001-es BibID:BIBFORM020099
Első szerző:Hortobágyi Tibor (patológus)
Cím:Vein of Galen malformation combined with atrial septal defect in a neonate / T. Hortobágyi, Á. Szűts, M. Csenki, T. Harkany, Z. Zádor, M. Katona, I. Bódi
Dátum:2003
ISSN:0722-5091
Megjegyzések:An arteriovenous fistula (AVF) is an abnormal connection between an artery and a vein, whereby the interconnecting capillary network is missing. Such a malformation frequently occurs in the deep midline regions of the brain, and the subsequent increased flow into the draining vein of Galen substantially dilates in an aneurysmal manner. Congenital forms of the aneurysmal dilatation of the vein of Galen (AVG) often lead to death in the neonatal period, predominantly due to cardiac failure caused by the increased venous inflow as a consequence of the intracerebral arteriovenous shunting. In the presented case a male baby suffered from a rare combination of a cerebral AVF and an atrial septal defect (ASD). He was born at week 38 of pregnancy and subsequently developed tachydyspnoe. Ultrasound (US) and CT scans revealed a large bilateral AVF with dilated basal venous sinuses, hydrocephalus and brain atrophy.
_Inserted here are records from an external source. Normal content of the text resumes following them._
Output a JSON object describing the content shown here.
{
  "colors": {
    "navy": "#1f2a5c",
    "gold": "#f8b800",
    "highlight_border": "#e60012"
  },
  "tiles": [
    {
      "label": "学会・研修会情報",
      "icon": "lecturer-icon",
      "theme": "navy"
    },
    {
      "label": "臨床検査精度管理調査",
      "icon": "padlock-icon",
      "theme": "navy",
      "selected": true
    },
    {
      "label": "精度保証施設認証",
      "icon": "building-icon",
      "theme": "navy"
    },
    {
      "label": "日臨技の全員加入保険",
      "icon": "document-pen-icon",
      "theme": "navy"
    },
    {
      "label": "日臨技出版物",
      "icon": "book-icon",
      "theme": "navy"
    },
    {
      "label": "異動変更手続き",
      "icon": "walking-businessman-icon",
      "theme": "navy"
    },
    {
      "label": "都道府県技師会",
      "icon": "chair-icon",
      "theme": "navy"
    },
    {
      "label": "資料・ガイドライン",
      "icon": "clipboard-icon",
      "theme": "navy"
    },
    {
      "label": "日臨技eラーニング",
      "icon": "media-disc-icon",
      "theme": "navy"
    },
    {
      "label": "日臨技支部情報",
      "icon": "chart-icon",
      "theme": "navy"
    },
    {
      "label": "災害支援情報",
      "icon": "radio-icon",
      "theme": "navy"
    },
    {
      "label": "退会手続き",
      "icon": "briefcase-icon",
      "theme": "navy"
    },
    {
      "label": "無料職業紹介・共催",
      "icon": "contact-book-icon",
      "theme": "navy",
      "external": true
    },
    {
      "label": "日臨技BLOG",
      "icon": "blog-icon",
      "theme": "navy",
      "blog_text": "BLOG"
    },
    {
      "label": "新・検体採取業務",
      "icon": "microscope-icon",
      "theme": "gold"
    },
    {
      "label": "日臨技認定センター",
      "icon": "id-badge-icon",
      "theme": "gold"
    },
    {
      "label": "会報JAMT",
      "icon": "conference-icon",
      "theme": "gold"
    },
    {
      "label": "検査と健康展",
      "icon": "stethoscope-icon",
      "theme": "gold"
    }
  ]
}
In the heart, severe right ventricular hypertrophy, patent ductus arteriosus and an ASD were detectable by US. Neurosurgical consultation rejected the possibility of an operative treatment due to size and localization of the lesion and the existing irreversible brain damage. The child died because of cardiac failure 6 days after birth. Autopsy examination in the brain demonstrated a large conglomerate of dilated blood vessels predominantly in the midline and left occipital lobe, edema and hydrocephalus. In the heart, the ASD detected by US proved to be an ostium secundum-type lesion. Histologically, the conglomerate of vessels revealed features of an AVF and matched the characteristics of AVG. Consequences of chronic ischemic brain injury were also present, with ferruginated neurons suggesting intrauterine damage caused by a congenital AVF. Based on data in the literature, we assume that the left-to-right shunt due to increased venous influx into the heart caused not only cardiomegaly, but may have also interfered with the normal development of the atrial septum leading to an ASD, contributing to the rapid progression of the cardiac failure.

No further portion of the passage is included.